Hyperventilation Syndrome (HVS)
Hyperventilation is an increase in alveolar ventilation that leads to hypocapnia. It may be caused by a variety of conditions, such as pregnancy, hypoxemia, obstructive and infiltrative lung diseases, sepsis, hepatic dysfunction, fever, and pain. The term “central neurogenic hyperventilation” denotes a monotonous, sustained pattern of rapid and deep breathing seen in comatose patients with brainstem injury of multiple causes. Functional hyperventilation may be acute or chronic.
Signs and symptoms
HVS can show itself in different ways. Most people with HVS will have experienced some, if not many, of the following symptoms.

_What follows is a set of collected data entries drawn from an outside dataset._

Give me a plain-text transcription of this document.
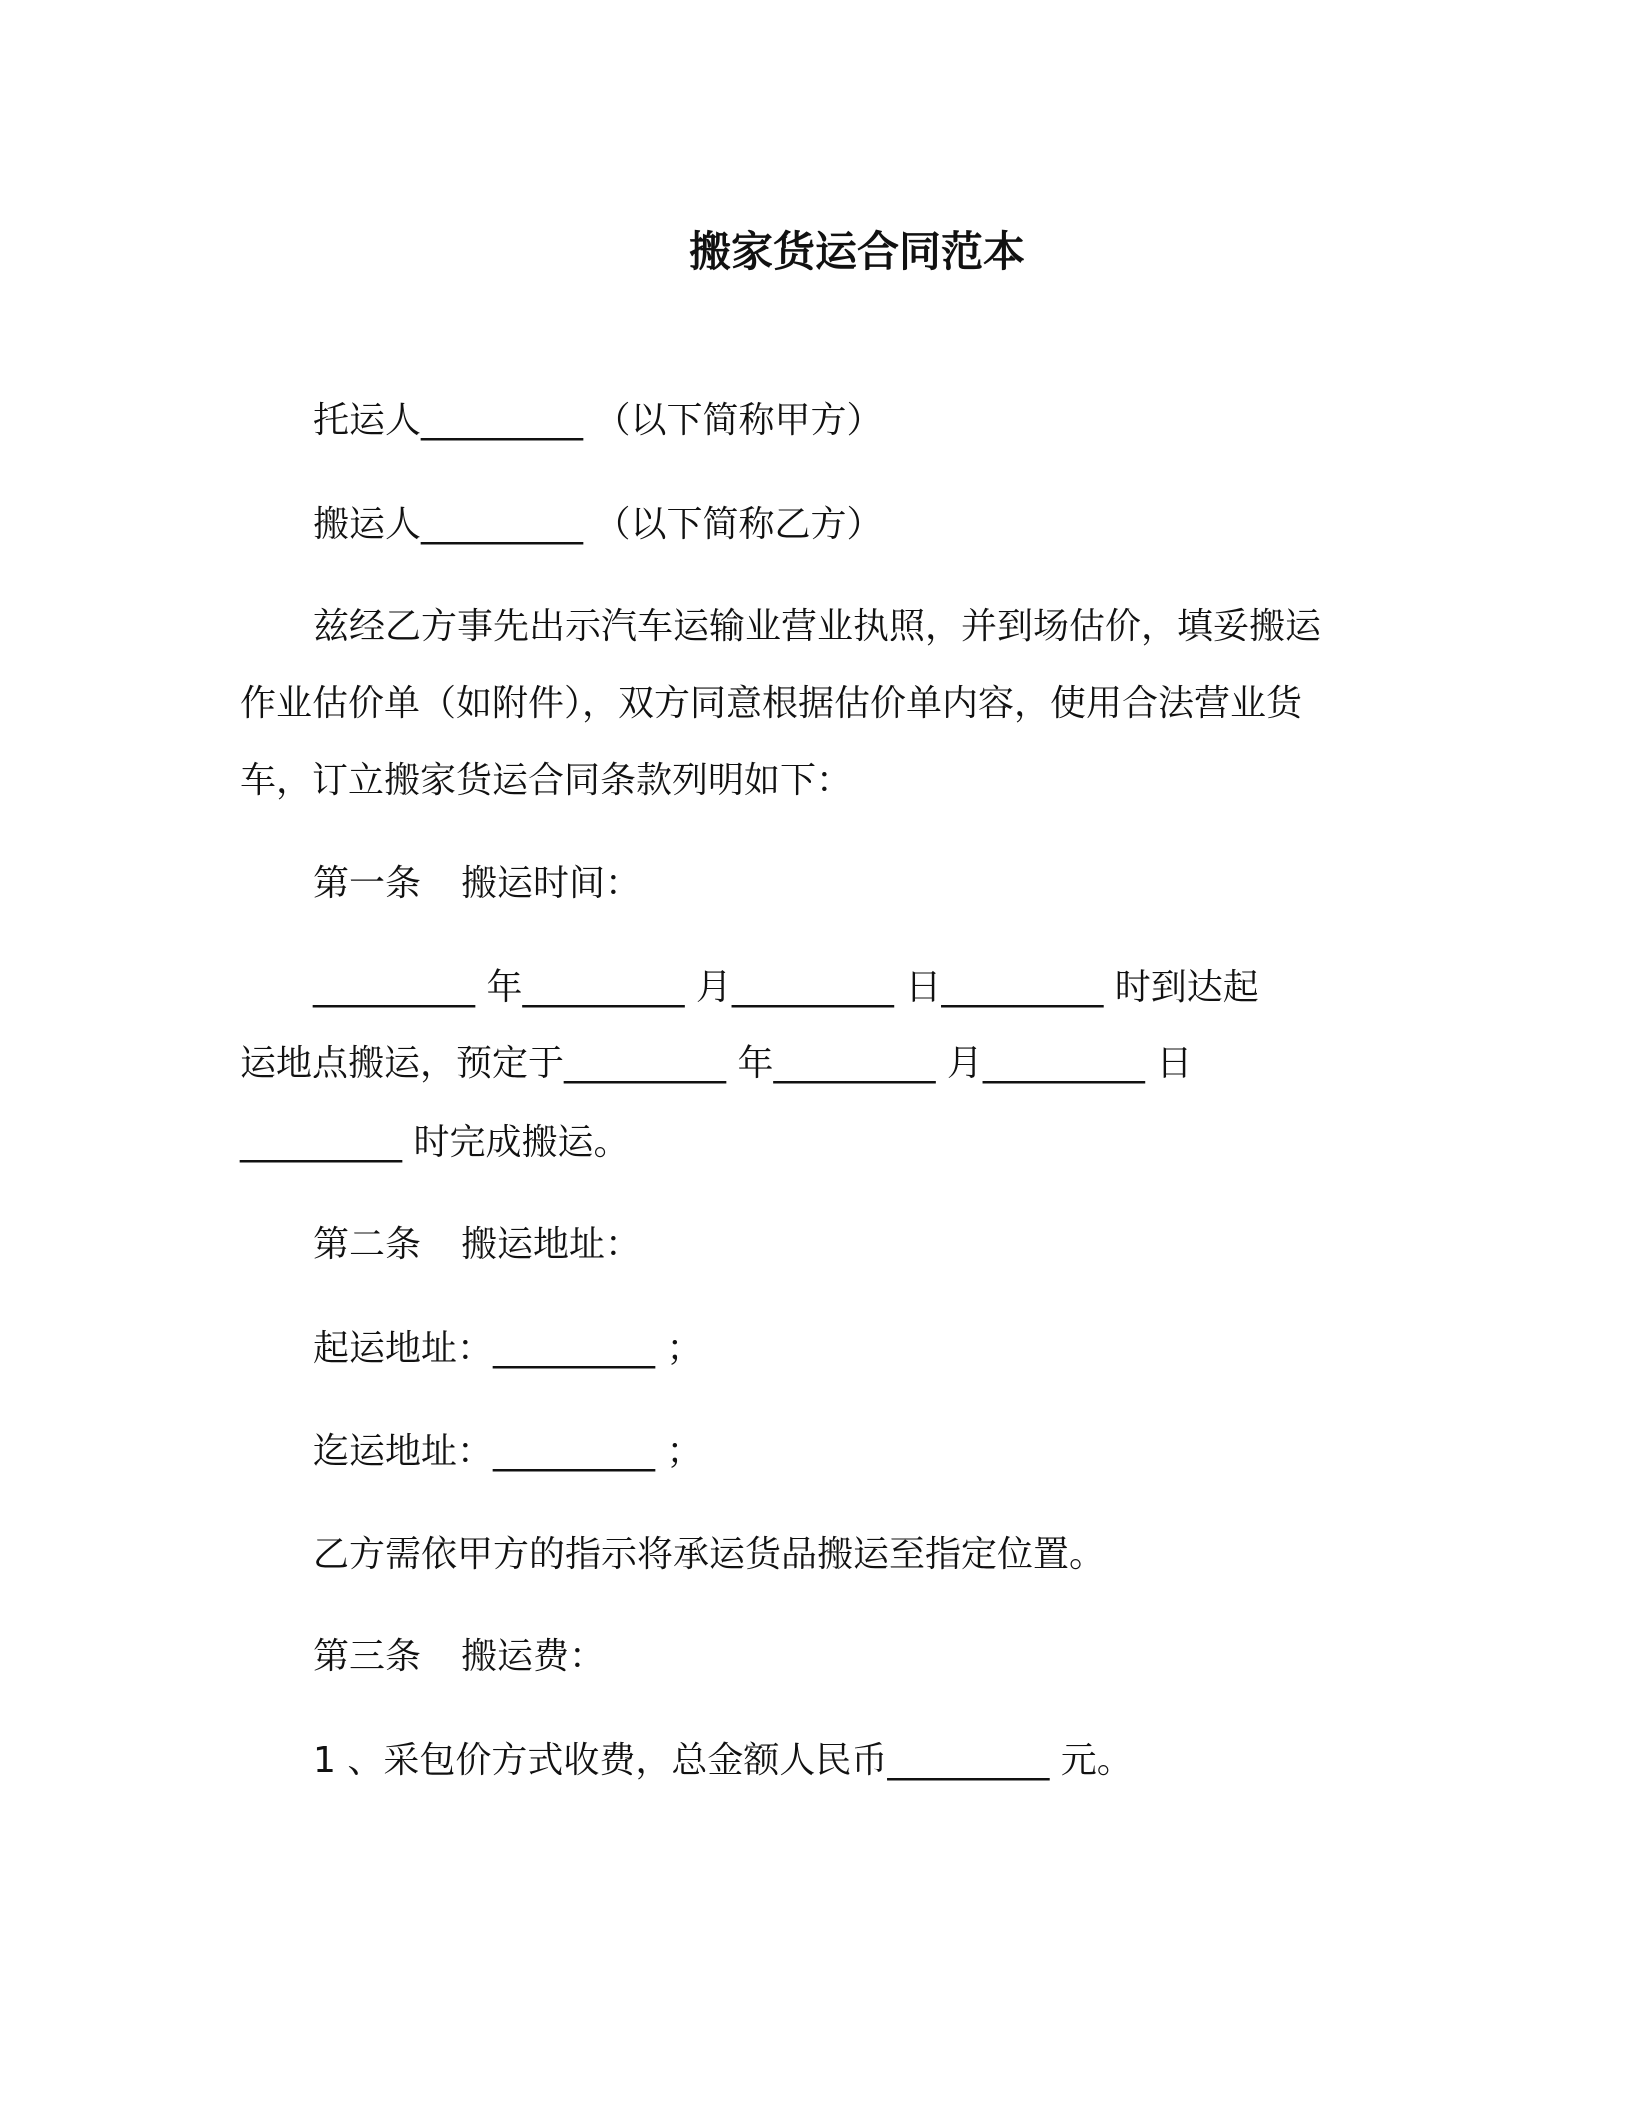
搬家货运合同范本
托运人_________ （以下简称甲方）
搬运人_________ （以下简称乙方）
兹经乙方事先出示汽车运输业营业执照，并到场估价，填妥搬运
作业估价单（如附件），双方同意根据估价单内容，使用合法营业货
车，订立搬家货运合同条款列明如下：
第一条 搬运时间：
_________ 年_________ 月_________ 日_________ 时到达起
运地点搬运，预定于_________ 年_________ 月_________ 日
_________ 时完成搬运。
第二条 搬运地址：
起运地址：_________ ；
迄运地址：_________ ；
乙方需依甲方的指示将承运货品搬运至指定位置。
第三条 搬运费：
1 、采包价方式收费，总金额人民币_________ 元。
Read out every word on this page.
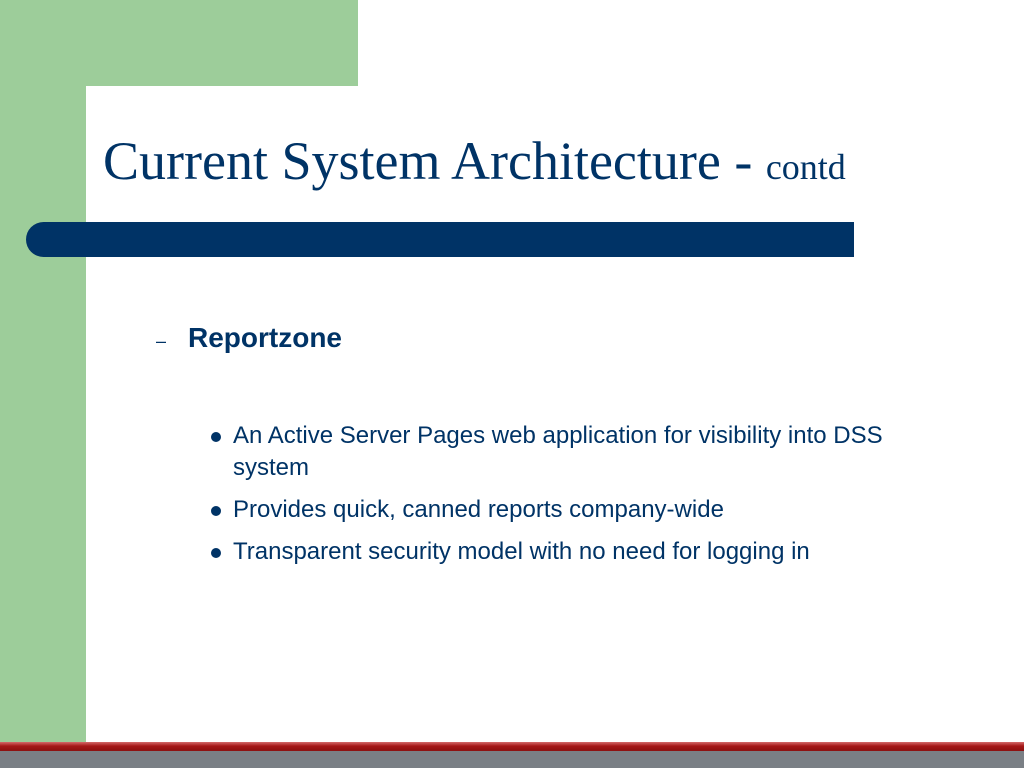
Current System Architecture - contd
– Reportzone
An Active Server Pages web application for visibility into DSS system
Provides quick, canned reports company-wide
Transparent security model with no need for logging in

- tightness around the chest
- fast breathing
- frequent sighing
- tingling (e.g. in fingers, arms, mouth)
- muscle stiffness
- trembling in hands
- blurred vision
- tachycardia (rapid heart beat)
- cold hands or feet
- warm feeling in the head
- abdominal pain
- fatigue and lethargy
The diagnosis of chronic hyperventilation syndrome is established if symptoms are reproduced during voluntary hyperventilation. Once organic causes of hyperventilation have been excluded, treatment of acute hyperventilation consists of breathing through pursed lips or through the nose with one nostril pinched, or rebreathing expired gas from a paper bag held over the face in order to decrease respiratory alkalemia and its associated symptoms. Anxiolytic drugs may also be useful.